Marò in India, fase di stallo: il Governo cerca una soluzione a breve

Le indagini della NIA sono sostanzialmente concluse, ma resta aperta la delicata questione dell’interrogatorio degli altri quattro marò che si trovavano insieme a Latorre e Girone.

La situazione dei due marò Massimiliano Latorre e Salvatore Girone, accusati di aver ucciso due marinai indiani al largo della costa del Kerala, si trova in una fase di stallo. I tre ministri indiani – Esteri, Interni e Giustizia – stanno lavorando da settimane per trovare il modo di chiudere l’inchiesta che va avanti ormai a mesi, ma non riescono a raggiungere un accordo.

La questione da risolvere, ne parlavamo il mese scorso, è ancora legata all’interrogatorio da parte della National Investigation Agency degli altri quattro marò che si trovavano a bordo dell’Enrica Lexie insieme a Latorre e Girone nel febbraio dello scorso anno.

L’Italia ha chiarito più volte che i quattro non saranno mandati in India e al ministro dell’Interno questa cosa non va giù e, secondo quando scrive oggi The New Indian Express sarebbe convinto che il nostro Paese voglia “farsi ancora una volta beffe degli accordi“. I ministeri degli Esteri e della Giustizia si sono detti favorevoli a utilizzare le lettere rogatorie – l’interrogatorio dei quattro marò dall’Italia – ma la terza voce in capitolo non ci sta e chiede l’intervento della Corte Suprema.

La situazione sta diventando sempre più politica. La fonte consultata dal quotidiano ha infatti rivelato che

i vertici del governo, temendo le implicazioni politiche di questo caso in un anno elettorale, vorrebbero chiudere la questione al piu’ presto e per questo hanno chiesto aiuto al Procuratore generale. I risvolti politici, nazionali e religiosi della vicenda sono tali da poter compromettere le possibilità di vittoria del partito al potere.

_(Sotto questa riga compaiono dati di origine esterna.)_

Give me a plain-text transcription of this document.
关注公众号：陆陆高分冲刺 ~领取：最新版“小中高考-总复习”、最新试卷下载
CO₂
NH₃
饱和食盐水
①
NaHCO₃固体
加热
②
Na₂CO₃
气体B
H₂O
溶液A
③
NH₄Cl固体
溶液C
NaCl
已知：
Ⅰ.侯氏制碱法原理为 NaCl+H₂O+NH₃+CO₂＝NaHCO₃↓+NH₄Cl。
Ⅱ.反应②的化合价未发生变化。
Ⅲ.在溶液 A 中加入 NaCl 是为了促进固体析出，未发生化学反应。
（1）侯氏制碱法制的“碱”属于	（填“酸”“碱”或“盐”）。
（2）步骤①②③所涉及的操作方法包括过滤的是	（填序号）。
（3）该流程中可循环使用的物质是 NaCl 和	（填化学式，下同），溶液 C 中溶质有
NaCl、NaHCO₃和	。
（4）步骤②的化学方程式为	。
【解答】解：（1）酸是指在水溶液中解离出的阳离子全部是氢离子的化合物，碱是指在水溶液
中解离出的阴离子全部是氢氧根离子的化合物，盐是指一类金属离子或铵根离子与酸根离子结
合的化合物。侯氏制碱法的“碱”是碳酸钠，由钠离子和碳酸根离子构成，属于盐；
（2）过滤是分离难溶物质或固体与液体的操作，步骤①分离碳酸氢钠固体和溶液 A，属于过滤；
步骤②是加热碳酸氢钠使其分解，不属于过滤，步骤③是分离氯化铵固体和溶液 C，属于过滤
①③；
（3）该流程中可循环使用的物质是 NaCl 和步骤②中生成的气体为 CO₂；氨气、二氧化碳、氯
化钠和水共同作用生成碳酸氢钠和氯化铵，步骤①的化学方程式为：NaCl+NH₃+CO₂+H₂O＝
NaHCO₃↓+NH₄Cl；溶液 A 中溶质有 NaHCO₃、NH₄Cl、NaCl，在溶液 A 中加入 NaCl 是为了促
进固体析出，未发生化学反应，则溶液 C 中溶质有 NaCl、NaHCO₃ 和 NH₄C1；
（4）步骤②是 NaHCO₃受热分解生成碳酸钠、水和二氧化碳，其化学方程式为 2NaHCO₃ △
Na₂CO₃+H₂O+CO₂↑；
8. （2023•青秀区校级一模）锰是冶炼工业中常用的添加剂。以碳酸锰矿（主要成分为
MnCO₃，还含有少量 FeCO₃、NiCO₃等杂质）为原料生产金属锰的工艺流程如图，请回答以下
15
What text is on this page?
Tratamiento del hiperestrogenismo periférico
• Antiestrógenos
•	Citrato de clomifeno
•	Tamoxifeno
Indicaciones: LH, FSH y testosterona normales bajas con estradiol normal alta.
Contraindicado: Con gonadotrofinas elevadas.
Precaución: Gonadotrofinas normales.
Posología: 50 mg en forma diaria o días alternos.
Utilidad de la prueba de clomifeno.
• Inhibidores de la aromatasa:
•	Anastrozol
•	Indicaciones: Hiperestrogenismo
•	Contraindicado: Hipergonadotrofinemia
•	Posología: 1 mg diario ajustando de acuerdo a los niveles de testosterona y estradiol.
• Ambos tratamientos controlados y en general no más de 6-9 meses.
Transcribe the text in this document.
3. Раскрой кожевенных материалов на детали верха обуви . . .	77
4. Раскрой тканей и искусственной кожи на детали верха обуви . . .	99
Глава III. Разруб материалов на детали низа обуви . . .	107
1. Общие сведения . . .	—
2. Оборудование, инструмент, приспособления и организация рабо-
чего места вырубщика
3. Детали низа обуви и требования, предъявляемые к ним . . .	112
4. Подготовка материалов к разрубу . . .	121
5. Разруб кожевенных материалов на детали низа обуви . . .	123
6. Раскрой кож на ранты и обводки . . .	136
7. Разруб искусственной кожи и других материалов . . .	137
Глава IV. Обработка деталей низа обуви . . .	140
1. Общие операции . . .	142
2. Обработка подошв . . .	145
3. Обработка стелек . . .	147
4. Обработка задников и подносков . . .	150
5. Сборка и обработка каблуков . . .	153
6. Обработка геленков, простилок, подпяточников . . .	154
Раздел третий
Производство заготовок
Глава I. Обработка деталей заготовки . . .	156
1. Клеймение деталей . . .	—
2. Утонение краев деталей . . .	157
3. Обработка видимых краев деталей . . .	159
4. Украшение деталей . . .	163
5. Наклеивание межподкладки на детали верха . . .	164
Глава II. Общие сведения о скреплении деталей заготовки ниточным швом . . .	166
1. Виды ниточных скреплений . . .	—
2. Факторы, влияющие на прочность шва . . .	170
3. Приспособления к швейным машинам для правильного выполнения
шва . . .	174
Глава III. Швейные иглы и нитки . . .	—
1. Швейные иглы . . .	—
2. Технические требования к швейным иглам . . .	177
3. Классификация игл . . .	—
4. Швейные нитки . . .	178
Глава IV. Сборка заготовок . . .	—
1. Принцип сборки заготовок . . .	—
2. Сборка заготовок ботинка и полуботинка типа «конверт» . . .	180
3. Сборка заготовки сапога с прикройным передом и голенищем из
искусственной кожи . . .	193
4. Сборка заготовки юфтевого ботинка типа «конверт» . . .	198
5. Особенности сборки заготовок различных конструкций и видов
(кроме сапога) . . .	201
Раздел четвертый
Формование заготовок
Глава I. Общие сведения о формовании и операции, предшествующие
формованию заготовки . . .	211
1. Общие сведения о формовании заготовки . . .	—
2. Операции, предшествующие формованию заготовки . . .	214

L’opposizione sta sguazzando in questa situazione e ne sta approfittando per fare campagna elettorale, a cominciare dall’affissione di manifesti in cui si vedono i due marò mentre partecipano a una festa in ambasciata.

Da qui l’esigenza di chiudere al più presto le indagini e dare l’avvio al processo. Al momento, però, è ancora scontro aperto tra i tre ministri. La soluzione potrebbe arrivare proprio dalla Corte Suprema. E, si spera, in tempi brevi.